= Exonic splicing silencer =

An exonic splicing silencer (ESS) is a short region (usually 4-18 nucleotides) of an exon and is a cis-regulatory element. A set of 103 hexanucleotides known as FAS-hex3 has been shown to be abundant in ESS regions. ESSs inhibit or silence splicing of the pre-mRNA and contribute to constitutive and alternate splicing. To elicit the silencing effect, ESSs recruit proteins that will negatively affect the core splicing machinery.

== Mechanism of action ==
Exonic splicing silencers work by inhibiting the splicing of pre-mRNA strands or promoting exon skipping. The single stranded pre-mRNA molecules need to have their intronic and exonic regions spliced in order to be translated. ESSs silence splice sites adjacent to them by interfering with the components of the core splicing complex, such as the snRNP's, U1 and U2. This causes proteins that negatively influence splicing to be recruited to the splicing machinery.

ESSs have four general roles:
- inhibiting exon inclusion
- inhibiting intron retention
- regulating alternative 5' splice site usage
- regulating alternative 3' splice site usage

== Role in genetic diseases ==

=== Myotonic dystrophy ===
Myotonic dystrophy (MD) is most noticeably caused by inheriting an unstable CTG triplet expansion in the DMPK gene. In healthy genotypes two isoforms of an insulin receptor mRNA transcript exist. The isoform IR-A lacks exon 11 and is expressed ubiquitously in cells. Isoform IR-B contains exon 11 and is expressed in cells of the liver, muscles, kidney, and adipocytes. In individuals with MD, IR-A is upregulated in high amounts in skeletal muscle leading to the disease phenotype.

The ESS nucleotide sequence exists within intron 10 and is thought to be dependent on the CUG triplet repeat in order to silence the splicing of exon 11. Silencing exon 11 splicing leads to the increased transcription of the IR-A isoform.

=== Cystic fibrosis ===
Mutations in the CFTR gene are responsible for causing cystic fibrosis. A particular mutation occurs in the CFTR pre-mRNA and leads to the exclusion of exon 9, mRNA lacking this exon folds a truncated protein (a protein shortened by a mutation).

Exclusion of exon 9 is mediated by a polymorphic locus with variable TG repeats and stretches of T nucleotides – this is abbreviated as (TG)mT(n). This locus is an exonic splicing silencer and is located upstream of the exon 9 splice site (site 3c). The silencing is related to the high number of TG repeats and decreased stretches of T repeats (T tracts). A combination of both these factors is shown to increase levels of exon skipping.

The TDP-43 protein is responsible for physically silencing the exon splicing site once it is recruited by the exonic splicing silencer (TG)mT(n). TDP-43 is a DNA binding protein and repressor, it binds to the TG repeat to cause exon 9 skipping. The role of the T tracts is not well understood.

=== Spinal muscular atrophy ===
Spinal muscular atrophy is caused by the homozygous loss of the SMN1 gene. Humans have two isoforms of the SMN (survival motor neuron) gene, SMN1 and SMN2. The SMN1 gene produces a complete transcript, while SMN2 produces a transcript without exon 7 which results in a truncated protein.

The ESS that contributes to the disease phenotype is the UAGACA nucleotide sequence. This sequence arises when a C-to-T mutation occurs at position +6 in exon 7 of the SMN2 gene. This transition point mutation leads to the exclusion of exon 7 from the mRNA transcript, it is also the only difference between the SMN2 and SMN1 gene.

The UAGACA ESS is thought to work by disrupting an exonic splicing enhancer and attracting proteins that inhibit splicing by binding sequences on exon 7.

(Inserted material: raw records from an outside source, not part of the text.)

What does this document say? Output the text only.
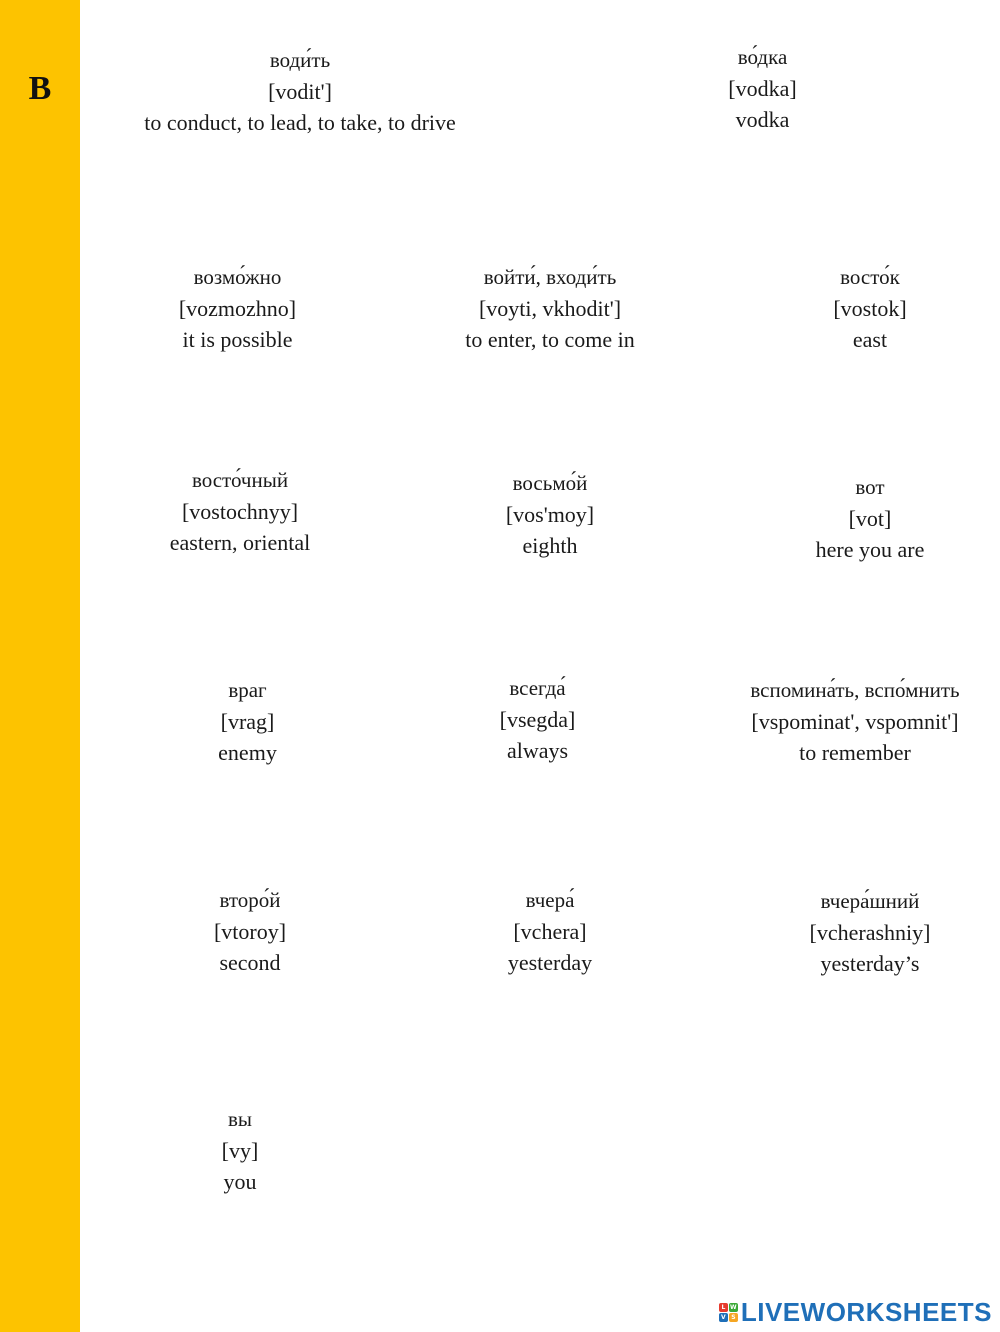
В
води́ть
[vodit']
to conduct, to lead, to take, to drive
во́дка
[vodka]
vodka
возмо́жно
[vozmozhno]
it is possible
войти́, входи́ть
[voyti, vkhodit']
to enter, to come in
восто́к
[vostok]
east
восто́чный
[vostochnyy]
eastern, oriental
восьмо́й
[vos'moy]
eighth
вот
[vot]
here you are
враг
[vrag]
enemy
всегда́
[vsegda]
always
вспомина́ть, вспо́мнить
[vspominat', vspomnit']
to remember
второ́й
[vtoroy]
second
вчера́
[vchera]
yesterday
вчера́шний
[vcherashniy]
yesterday’s
вы
[vy]
you
L W
V S LIVEWORKSHEETS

=== Ataxia telangiectasia ===
Mutations in the ATM gene are responsible for ataxia telangiectasia. These mutations are generally single base pair substitutions, deletions, or micro-insertions. A 4-nucleotide deletion within intron 20 of the ATM gene disrupts an exonic splicing silencer and causes the inclusion of a 65-nucleotide cryptic exon in the mature transcript. The inclusion of the cryptic exon results in protein truncation and atypical splicing patterns.